Music Educator Award™ Finalist José Diaz
The GRAMMY Foundation® and The Recording Academy® have just chosen 10 finalists for the 2017 Music Educator Award™. The award was established to recognize current educators (kindergarten through college, public and private schools) who have made a significant and lasting contribution to the field of music education and who demonstrate a commitment to the broader cause of maintaining music education in schools. Nine out of the ten finalists are NAfME members, as was last year’s ultimate winner, Phillip Riggs of North Carolina School of Science and Mathematics in Durham, NC. Teachers are encouraged to apply by visiting www.grammymusicteacher.com. Teachers participating in the Music Educator Award process by applying makes them part of our overall music education advocacy movement.
José Diaz, another NAfME member, is director of bands at MacArthur High School and founder/artistic director for the Diaz Music Institute in Houston, Texas. He has been named as one of the 10 finalists for the 2017 award. José answered some questions from NAfME:
Q: Why did you decide to become a music teacher?
I thought my high school band director, Dr. Herbert Yancey, was the coolest human being on the planet and I wanted to be just like him! I grew up in a low-income neighborhood in the south side of Chicago that was full of gang activity and drugs. Dr. Yancey gave us hope by making us believe in ourselves and helping us develop the determination we needed to improve our quality of life. He taught us that our dreams could become a reality if we stayed focused and work on our goals consistently. Yancey helped many of us receive scholarships for school and many of us were the 1st generation in our family to attend college. He inspired all of us to always do our best. Dr. Yancey is my hero and I became a band director because of him!
Q: What role do you believe music education plays in the overall learning experience of students?
Through my experience as a teacher and my personal experience as a kid growing up, I found that music education helps save lives. There is a lot of research that clearly demonstrates the importance of the arts in developing cognitive skills but it is more than that. Music education helps to develop the inner you and helps you to understand the emotions that you feel and how to express them with complete honesty. Music education helps you to be brave, creative, and resilient. The discipline of music builds character, values, personal development and it envelopes you in the “joy” of doing something well.

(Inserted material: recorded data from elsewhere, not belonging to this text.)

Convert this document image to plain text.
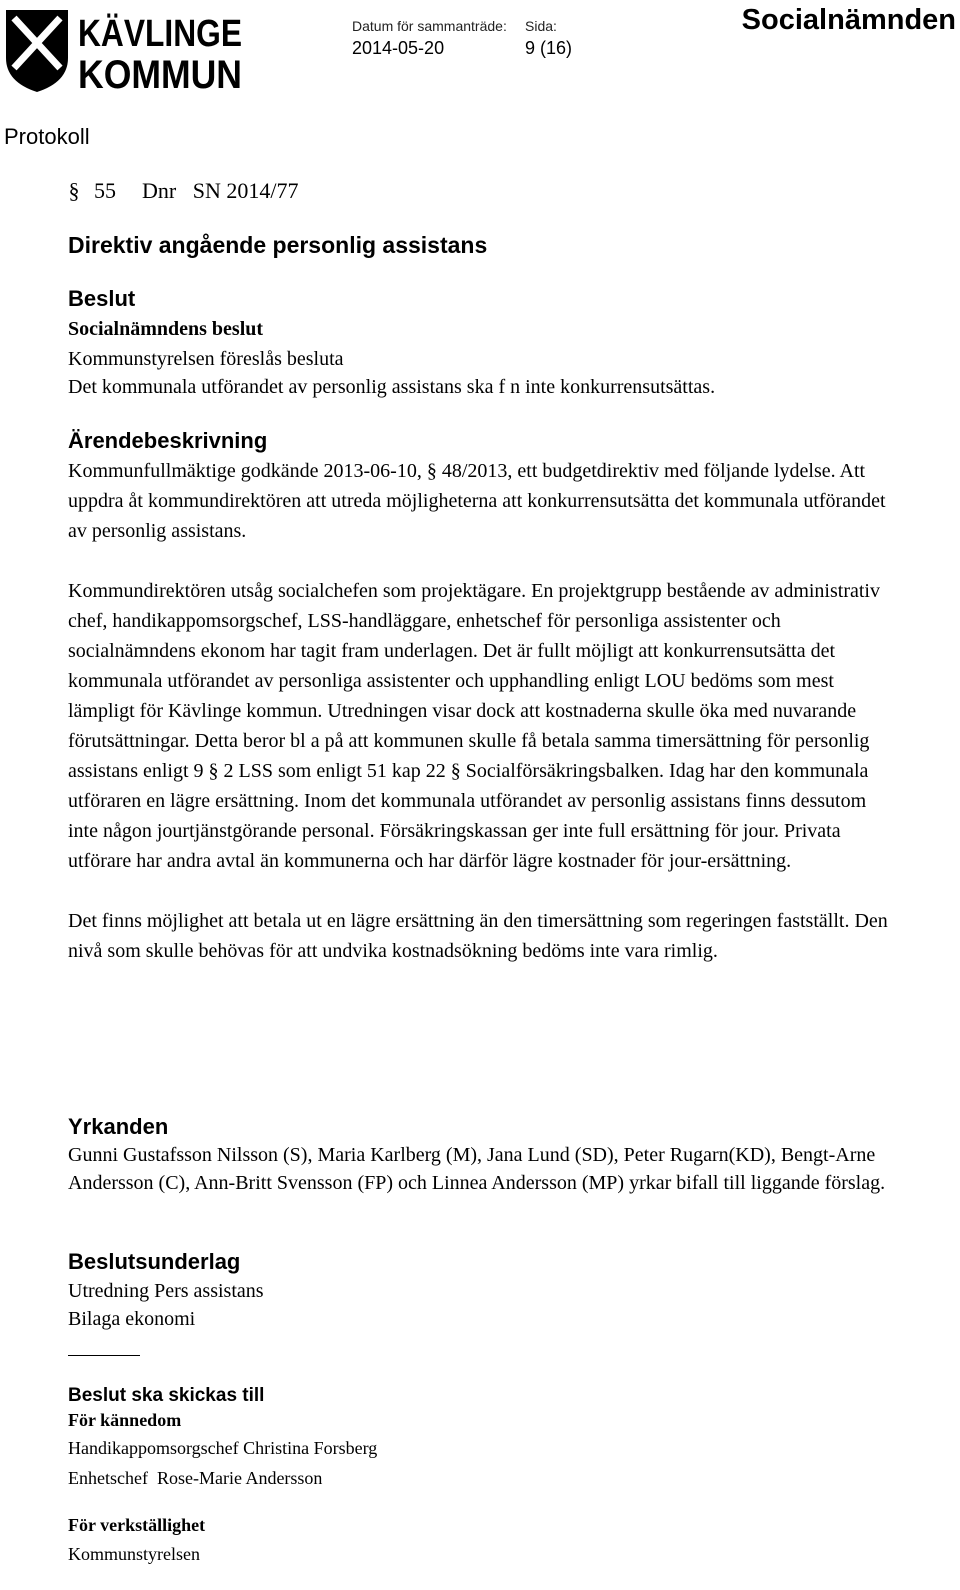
KÄVLINGE
KOMMUN
Datum för sammanträde:
2014-05-20
Sida:
9 (16)
Socialnämnden
Protokoll
§ 55 Dnr   SN 2014/77
Direktiv angående personlig assistans
Beslut
Socialnämndens beslut
Kommunstyrelsen föreslås besluta
Det kommunala utförandet av personlig assistans ska f n inte konkurrensutsättas.
Ärendebeskrivning

Kommunfullmäktige godkände 2013-06-10, § 48/2013, ett budgetdirektiv med följande lydelse. Att uppdra åt kommundirektören att utreda möjligheterna att konkurrensutsätta det kommunala utförandet av personlig assistans.

Kommundirektören utsåg socialchefen som projektägare. En projektgrupp bestående av administrativ chef, handikappomsorgschef, LSS-handläggare, enhetschef för personliga assistenter och socialnämndens ekonom har tagit fram underlagen. Det är fullt möjligt att konkurrensutsätta det kommunala utförandet av personliga assistenter och upphandling enligt LOU bedöms som mest lämpligt för Kävlinge kommun. Utredningen visar dock att kostnaderna skulle öka med nuvarande förutsättningar. Detta beror bl a på att kommunen skulle få betala samma timersättning för personlig assistans enligt 9 § 2 LSS som enligt 51 kap 22 § Socialförsäkringsbalken. Idag har den kommunala utföraren en lägre ersättning. Inom det kommunala utförandet av personlig assistans finns dessutom inte någon jourtjänstgörande personal. Försäkringskassan ger inte full ersättning för jour. Privata utförare har andra avtal än kommunerna och har därför lägre kostnader för jour-ersättning.

Det finns möjlighet att betala ut en lägre ersättning än den timersättning som regeringen fastställt. Den nivå som skulle behövas för att undvika kostnadsökning bedöms inte vara rimlig.

Yrkanden
Gunni Gustafsson Nilsson (S), Maria Karlberg (M), Jana Lund (SD), Peter Rugarn(KD), Bengt-Arne Andersson (C), Ann-Britt Svensson (FP) och Linnea Andersson (MP) yrkar bifall till liggande förslag.
Beslutsunderlag
Utredning Pers assistans
Bilaga ekonomi
Beslut ska skickas till
För kännedom
Handikappomsorgschef Christina Forsberg
Enhetschef  Rose-Marie Andersson
För verkställighet
Kommunstyrelsen
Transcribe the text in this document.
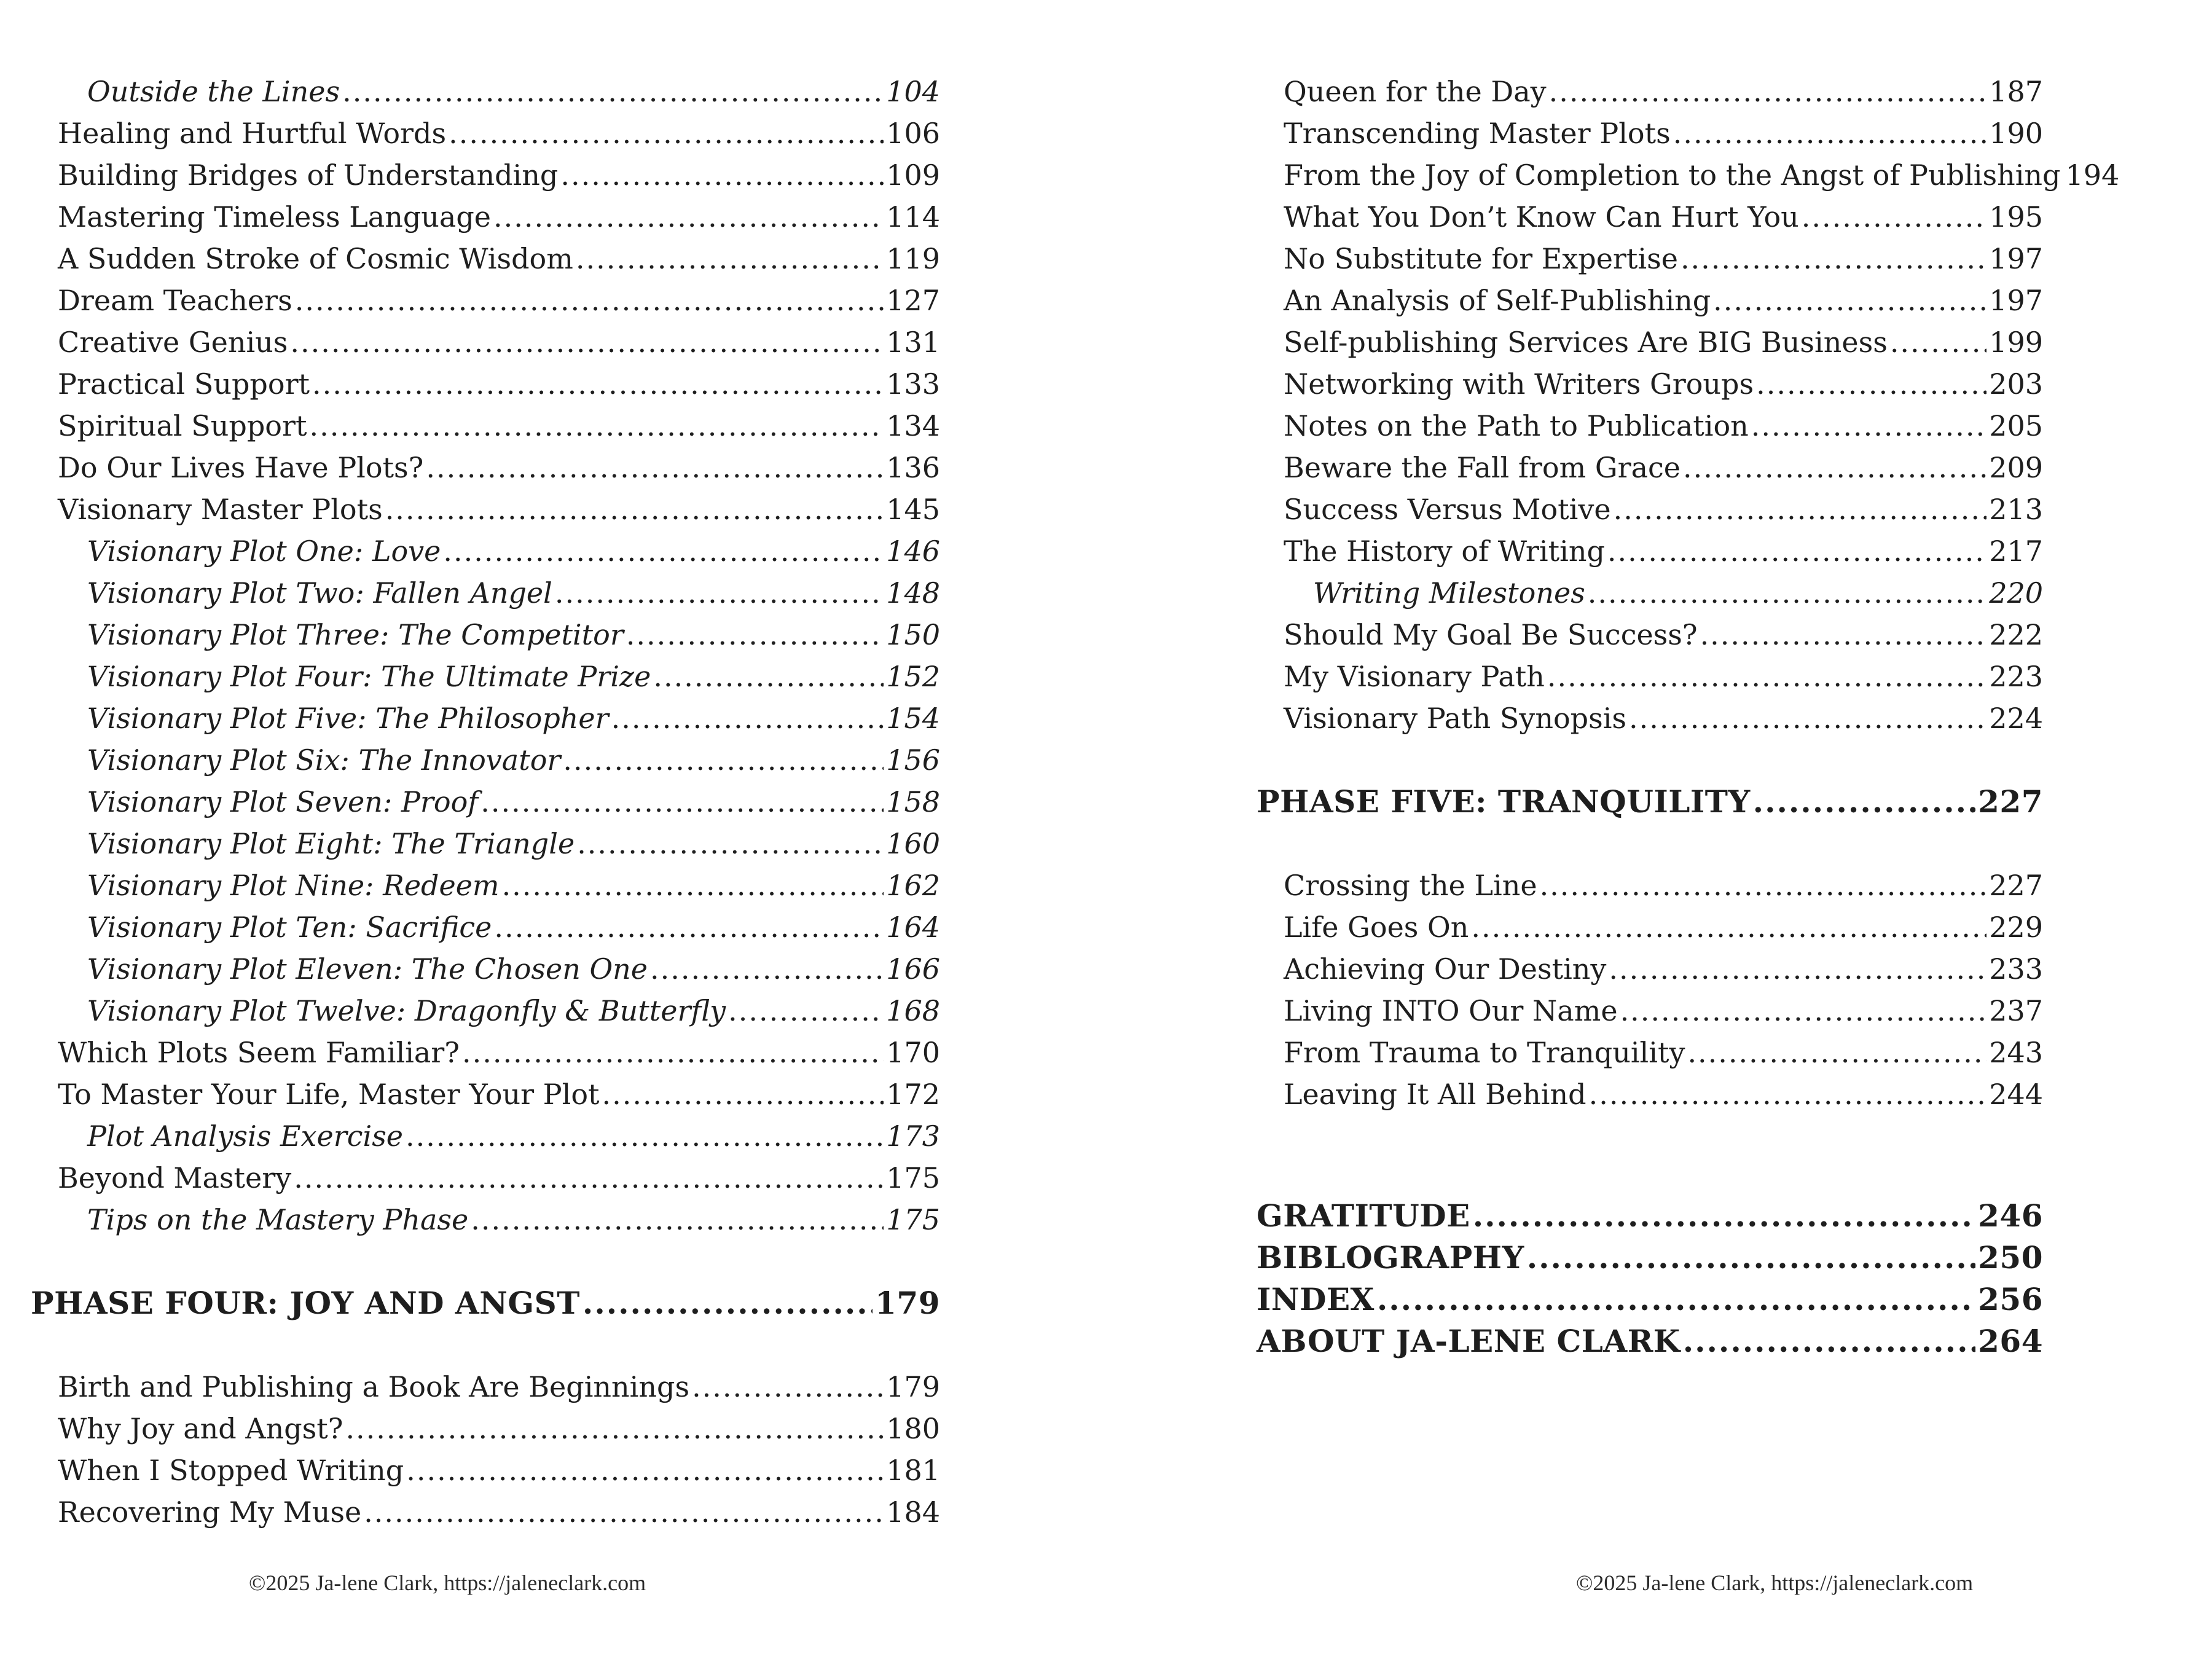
Outside the Lines .....	104
Healing and Hurtful Words .....	106
Building Bridges of Understanding .....	109
Mastering Timeless Language .....	114
A Sudden Stroke of Cosmic Wisdom .....	119
Dream Teachers .....	127
Creative Genius .....	131
Practical Support .....	133
Spiritual Support .....	134
Do Our Lives Have Plots? .....	136
Visionary Master Plots .....	145
Visionary Plot One: Love .....	146
Visionary Plot Two: Fallen Angel .....	148
Visionary Plot Three: The Competitor .....	150
Visionary Plot Four: The Ultimate Prize .....	152
Visionary Plot Five: The Philosopher .....	154
Visionary Plot Six: The Innovator .....	156
Visionary Plot Seven: Proof .....	158
Visionary Plot Eight: The Triangle .....	160
Visionary Plot Nine: Redeem .....	162
Visionary Plot Ten: Sacrifice .....	164
Visionary Plot Eleven: The Chosen One .....	166
Visionary Plot Twelve: Dragonfly & Butterfly .....	168
Which Plots Seem Familiar? .....	170
To Master Your Life, Master Your Plot .....	172
Plot Analysis Exercise .....	173
Beyond Mastery .....	175
Tips on the Mastery Phase .....	175
PHASE FOUR: JOY AND ANGST .....	179
Birth and Publishing a Book Are Beginnings .....	179
Why Joy and Angst? .....	180
When I Stopped Writing .....	181
Recovering My Muse .....	184
©2025 Ja-lene Clark, https://jaleneclark.com
Queen for the Day .....	187
Transcending Master Plots .....	190
From the Joy of Completion to the Angst of Publishing 194
What You Don’t Know Can Hurt You .....	195
No Substitute for Expertise .....	197
An Analysis of Self-Publishing .....	197
Self-publishing Services Are BIG Business .....	199
Networking with Writers Groups .....	203
Notes on the Path to Publication .....	205
Beware the Fall from Grace .....	209
Success Versus Motive .....	213
The History of Writing .....	217
Writing Milestones .....	220
Should My Goal Be Success? .....	222
My Visionary Path .....	223
Visionary Path Synopsis .....	224
PHASE FIVE: TRANQUILITY .....	227
Crossing the Line .....	227
Life Goes On .....	229
Achieving Our Destiny .....	233
Living INTO Our Name .....	237
From Trauma to Tranquility .....	243
Leaving It All Behind .....	244
GRATITUDE .....	246
BIBLOGRAPHY .....	250
INDEX .....	256
ABOUT JA-LENE CLARK .....	264
©2025 Ja-lene Clark, https://jaleneclark.com
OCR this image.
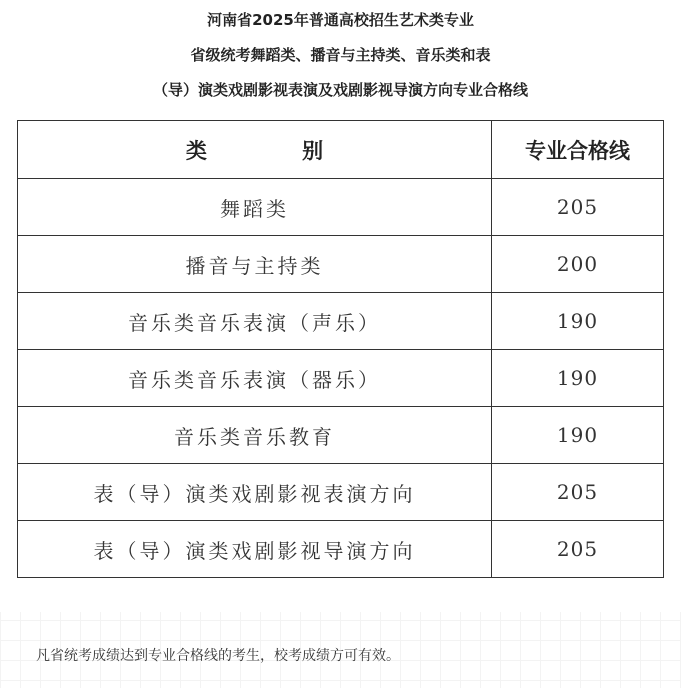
河南省2025年普通高校招生艺术类专业
省级统考舞蹈类、播音与主持类、音乐类和表
（导）演类戏剧影视表演及戏剧影视导演方向专业合格线
类 别	专业合格线
舞蹈类	205
播音与主持类	200
音乐类音乐表演（声乐）	190
音乐类音乐表演（器乐）	190
音乐类音乐教育	190
表（导）演类戏剧影视表演方向	205
表（导）演类戏剧影视导演方向	205
凡省统考成绩达到专业合格线的考生，校考成绩方可有效。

Music can transform a child with confidence and positive attitude and helps to develop a culture of understanding and social tolerance.
Q: Please describe your music program and what role you believe it plays in the overall fabric of the school.
MacArthur High School is a Title 1 school with over 90 percent of the students on free or reduced lunch. The band program consists of a marching band, three concert bands, jazz ensemble, jazz combo, percussion ensembles, indoor percussion, and winter guard. The band program, especially the marching band and jazz ensembles, has become one of the most popular organizations in our school and community. Students at MacArthur High School love their band program and cheer for them during football games and competitions.
The success of our program has been viewed a beacon of hope for our school and community. The students have done such an amazing job of changing their lives and becoming a positive influence in our community that many of them are looked upon as future leaders. Many of my former students have come back to share their success stories, like graduating from Harvard, performing in Beyonce’s all girl band or becoming a district court judge.
Q: Any thoughts on the GRAMMY Educator process?
The process of the Grammy Educator of the year Award is amazing! From the nomination to the various levels of recognition makes teachers feel like superstars. It is an honor for me to be involved in the process of such a prestigious award.
Q: What role do you believe your NAfME membership has in the professional development aspects of your career?
NAfME is a huge resource and network for music educators of all levels. I found the information, research, professional development, and advocacy available through this organization to be practical and insightful. NAfME is a national organization and it involves all music education levels and disciplines. Whether you are an elementary music teacher, college professor, band director, or music theory teacher, there is a wealth of useful information and resources. I have been able to use that research in my teaching as well as discovering that someone else was using the same concept I was using in my classes. NAfME resources have allowed me to keep up with current trends in music education. Through NAfME I met other directors that I was able to network and share information. I had opportunities to present workshops, write, or be interviewed for articles for NAfME.